Billionaire wealth grew by $2tn in 2024, three times faster than the previous year, according to Oxfam’s latest report on wealth.
The GDP of the eurozone is approximately $15tn(€14.5tn), the equivalent of what billionaires across the globe owned in 2024. The number of people with the prestigious title increased to 2,769 last year, a crowd that could almost fill the Concert Hall of the Sydney Opera House.
According to the anti-poverty group Oxfam International, billionaire wealth surged by $2tn (€1.93bn) in 2024, equivalent to roughly $5.7bn (€5.5bn) a day, three times faster than the year before, while the number of people living in poverty, living on less than $6.85 (€6.64) per day, has barely changed since 1990.
The report about global inequality also predicts at least five trillionaires will be created over the next decade. A year ago, the group forecast that only one trillionaire would appear during that time.

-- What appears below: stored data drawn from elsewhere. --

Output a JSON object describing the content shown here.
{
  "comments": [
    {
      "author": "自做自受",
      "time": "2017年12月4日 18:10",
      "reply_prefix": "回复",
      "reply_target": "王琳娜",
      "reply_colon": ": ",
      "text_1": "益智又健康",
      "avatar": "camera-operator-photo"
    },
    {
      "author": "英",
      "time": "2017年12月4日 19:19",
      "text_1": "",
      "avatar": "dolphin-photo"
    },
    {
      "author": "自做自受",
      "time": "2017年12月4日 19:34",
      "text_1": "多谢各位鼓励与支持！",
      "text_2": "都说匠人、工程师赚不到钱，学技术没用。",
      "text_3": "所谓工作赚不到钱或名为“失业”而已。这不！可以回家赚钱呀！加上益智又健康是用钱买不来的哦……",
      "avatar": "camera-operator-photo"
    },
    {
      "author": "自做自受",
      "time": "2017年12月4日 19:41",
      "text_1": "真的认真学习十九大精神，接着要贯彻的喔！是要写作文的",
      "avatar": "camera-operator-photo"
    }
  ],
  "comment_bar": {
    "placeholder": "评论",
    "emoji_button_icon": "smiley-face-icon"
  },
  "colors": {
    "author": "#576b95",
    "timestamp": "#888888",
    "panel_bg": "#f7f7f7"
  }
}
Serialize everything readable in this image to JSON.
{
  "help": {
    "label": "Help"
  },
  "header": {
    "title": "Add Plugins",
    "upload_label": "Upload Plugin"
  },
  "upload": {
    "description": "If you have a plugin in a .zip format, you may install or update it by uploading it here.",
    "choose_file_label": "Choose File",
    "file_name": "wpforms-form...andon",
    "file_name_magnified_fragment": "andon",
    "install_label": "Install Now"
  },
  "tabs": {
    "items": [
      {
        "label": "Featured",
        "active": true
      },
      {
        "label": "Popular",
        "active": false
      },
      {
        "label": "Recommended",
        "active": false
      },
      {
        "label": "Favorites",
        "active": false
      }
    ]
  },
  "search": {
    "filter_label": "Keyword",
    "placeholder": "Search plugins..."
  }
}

Oxfam’s research “Takers Not Makers” was published as some of the world’s political and financial elite prepared for an annual gathering in Davos, Switzerland to attend the World Economic Forum. Meanwhile, billionaire Donald Trump, backed by the world’s richest man Elon Musk,has become the 47th President of the United States.

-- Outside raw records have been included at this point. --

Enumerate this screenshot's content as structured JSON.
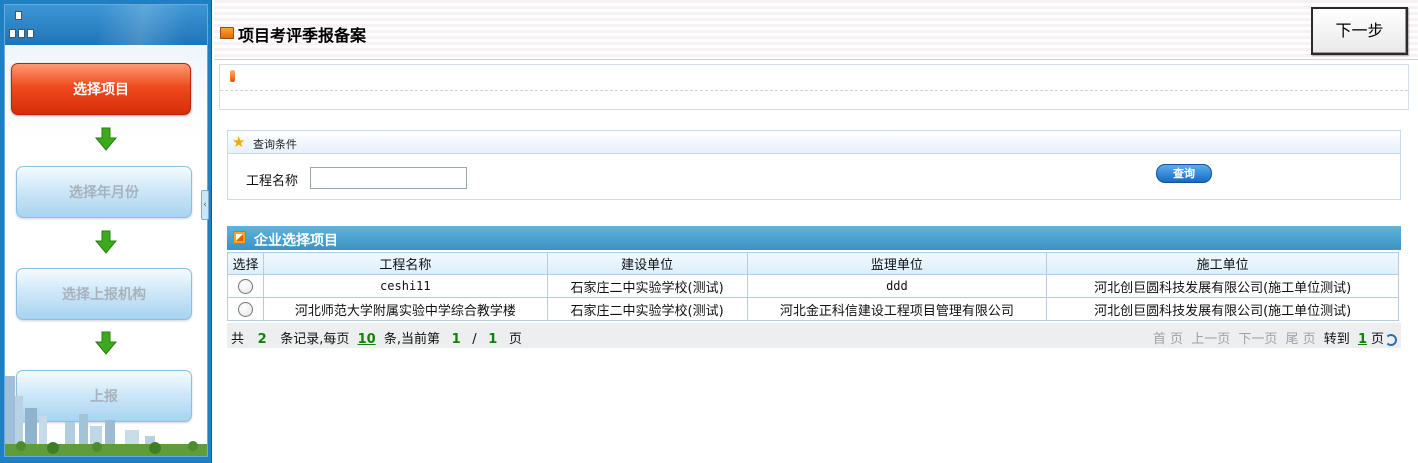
{
  "wizard": {
    "steps": [
      {
        "label": "选择项目",
        "state": "active"
      },
      {
        "label": "选择年月份",
        "state": "inactive"
      },
      {
        "label": "选择上报机构",
        "state": "inactive"
      },
      {
        "label": "上报",
        "state": "inactive"
      }
    ],
    "splitter_glyph": "‹"
  },
  "header": {
    "title": "项目考评季报备案",
    "next_button": "下一步"
  },
  "query": {
    "section_label": "查询条件",
    "field_label": "工程名称",
    "field_value": "",
    "field_placeholder": "",
    "search_button": "查询"
  },
  "grid": {
    "title": "企业选择项目",
    "columns": [
      "选择",
      "工程名称",
      "建设单位",
      "监理单位",
      "施工单位"
    ],
    "rows": [
      {
        "name": "ceshi11",
        "builder": "石家庄二中实验学校(测试)",
        "supervisor": "ddd",
        "constructor": "河北创巨圆科技发展有限公司(施工单位测试)"
      },
      {
        "name": "河北师范大学附属实验中学综合教学楼",
        "builder": "石家庄二中实验学校(测试)",
        "supervisor": "河北金正科信建设工程项目管理有限公司",
        "constructor": "河北创巨圆科技发展有限公司(施工单位测试)"
      }
    ]
  },
  "pager": {
    "total_prefix": "共",
    "total": "2",
    "per_page_prefix": "条记录,每页",
    "per_page": "10",
    "current_prefix": "条,当前第",
    "current": "1",
    "slash": "/",
    "pages": "1",
    "page_suffix": "页",
    "first": "首 页",
    "prev": "上一页",
    "next": "下一页",
    "last": "尾 页",
    "goto_label": "转到",
    "goto_value": "1",
    "goto_suffix": "页"
  },
  "colors": {
    "active_step": "#f04a1e",
    "inactive_step": "#cfe8f8",
    "grid_header": "#3b93c5",
    "pager_number": "#12810c"
  }
}
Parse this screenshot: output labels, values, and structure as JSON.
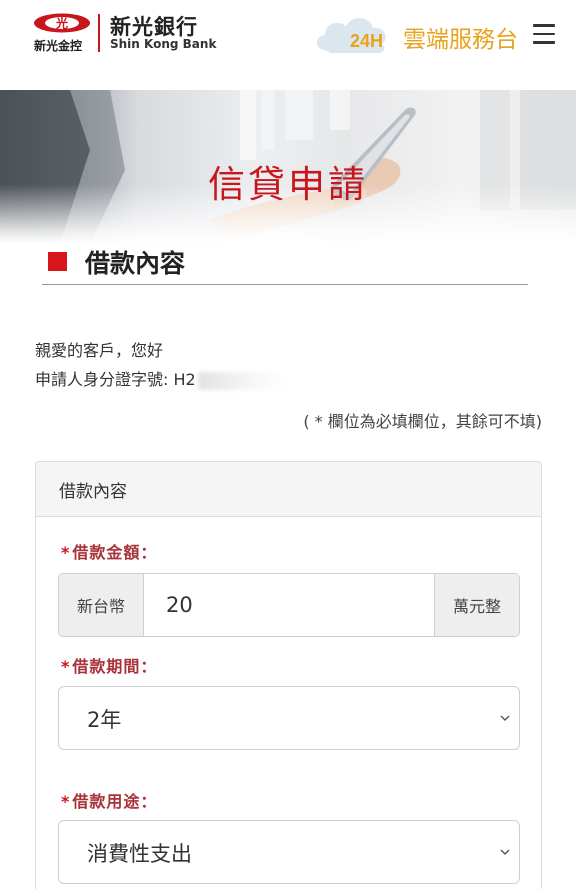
{
  "header": {
    "logo_group_name": "新光金控",
    "logo_bank_cn": "新光銀行",
    "logo_bank_en": "Shin Kong Bank",
    "badge_24h": "24H",
    "service_title": "雲端服務台",
    "menu_icon": "hamburger-menu-icon"
  },
  "banner": {
    "title": "信貸申請"
  },
  "section": {
    "title": "借款內容"
  },
  "greeting": {
    "salutation": "親愛的客戶，您好",
    "id_label": "申請人身分證字號: H2",
    "required_note": "( * 欄位為必填欄位，其餘可不填)"
  },
  "panel": {
    "heading": "借款內容",
    "amount": {
      "label": "借款金額：",
      "prefix": "新台幣",
      "value": "20",
      "suffix": "萬元整"
    },
    "term": {
      "label": "借款期間：",
      "value": "2年"
    },
    "purpose": {
      "label": "借款用途：",
      "value": "消費性支出"
    },
    "required_mark": "*"
  },
  "colors": {
    "brand_red": "#c8161d",
    "label_red": "#a8323a",
    "service_orange": "#e8a21c"
  }
}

“The capture of our global economy by a privileged few has reached heights once considered unimaginable,” said Oxfam International Executive Director Amitabh Behar, adding that the “failure to stop billionaires is now spawning soon-to-be trillionaires. Not only has the rate of billionaire wealth accumulation accelerated – by three times – but so too has their power”.

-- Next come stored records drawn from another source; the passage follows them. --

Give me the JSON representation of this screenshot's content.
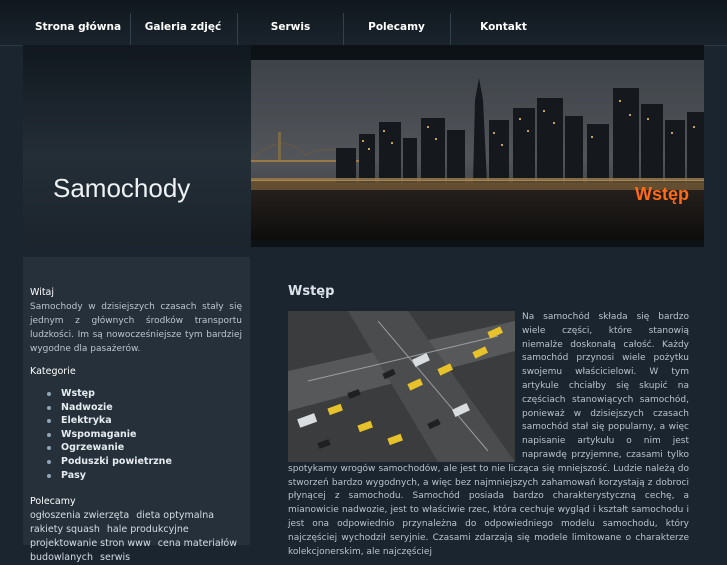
{
  "nav": {
    "items": [
      "Strona główna",
      "Galeria zdjęć",
      "Serwis",
      "Polecamy",
      "Kontakt"
    ]
  },
  "header": {
    "title": "Samochody",
    "tag": "Wstęp"
  },
  "sidebar": {
    "welcome_heading": "Witaj",
    "welcome_text": "Samochody w dzisiejszych czasach stały się jednym z głównych środków transportu ludzkości. Im są nowocześniejsze tym bardziej wygodne dla pasażerów.",
    "categories_heading": "Kategorie",
    "categories": [
      "Wstęp",
      "Nadwozie",
      "Elektryka",
      "Wspomaganie",
      "Ogrzewanie",
      "Poduszki powietrzne",
      "Pasy"
    ],
    "recommended_heading": "Polecamy",
    "links": [
      "ogłoszenia zwierzęta",
      "dieta optymalna",
      "rakiety squash",
      "hale produkcyjne",
      "projektowanie stron www",
      "cena materiałów budowlanych",
      "serwis"
    ]
  },
  "main": {
    "title": "Wstęp",
    "body": "Na samochód składa się bardzo wiele części, które stanowią niemalże doskonałą całość. Każdy samochód przynosi wiele pożytku swojemu właścicielowi. W tym artykule chciałby się skupić na częściach stanowiących samochód, ponieważ w dzisiejszych czasach samochód stał się popularny, a więc napisanie artykułu o nim jest naprawdę przyjemne, czasami tylko spotykamy wrogów samochodów, ale jest to nie licząca się mniejszość. Ludzie należą do stworzeń bardzo wygodnych, a więc bez najmniejszych zahamowań korzystają z dobroci płynącej z samochodu. Samochód posiada bardzo charakterystyczną cechę, a mianowicie nadwozie, jest to właściwie rzec, która cechuje wygląd i kształt samochodu i jest ona odpowiednio przynależna do odpowiedniego modelu samochodu, który najczęściej wychodził seryjnie. Czasami zdarzają się modele limitowane o charakterze kolekcjonerskim, ale najczęściej"
  }
}
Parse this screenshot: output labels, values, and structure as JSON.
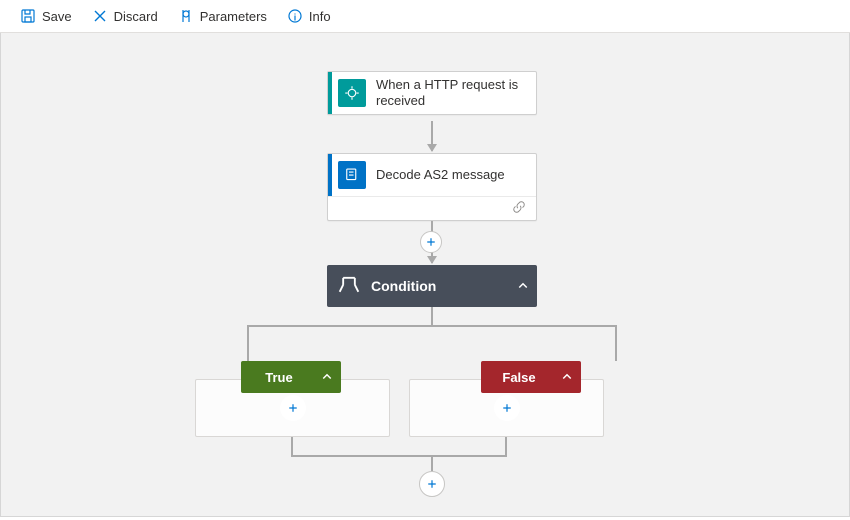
{
  "toolbar": {
    "save": "Save",
    "discard": "Discard",
    "parameters": "Parameters",
    "info": "Info"
  },
  "node1": {
    "title": "When a HTTP request is received"
  },
  "node2": {
    "title": "Decode AS2 message"
  },
  "condition": {
    "title": "Condition"
  },
  "branches": {
    "true": "True",
    "false": "False"
  }
}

Referring to incoming US President Donald Trump and billionaire businessman Elon Musk, Behar said: “It’s not about one specific individual. It’s the economic system that we have created where the billionaires are now pretty much being able to shape economic policies, social policies, which eventually gives them more and more profit”, according to AP.
Like Biden’s call for making billionaires “begin to pay their fair share” through the US tax code, Oxfam called on governments to tax the richest to reduce inequality and extreme wealth, and to “dismantle the new aristocracy”.
The group called for steps such as the break-up of monopolies, capping CEO pay, and regulation of corporations to ensure they pay “living wages” to workers.
On average, Oxfam said, low- and middle-income countries are spending nearly half their national budgets on debt repayments. This far outstrips their combined investment in education and healthcare. It also noted that life expectancy in Africa is just under 64 years of age, compared with over 79 years in Europe.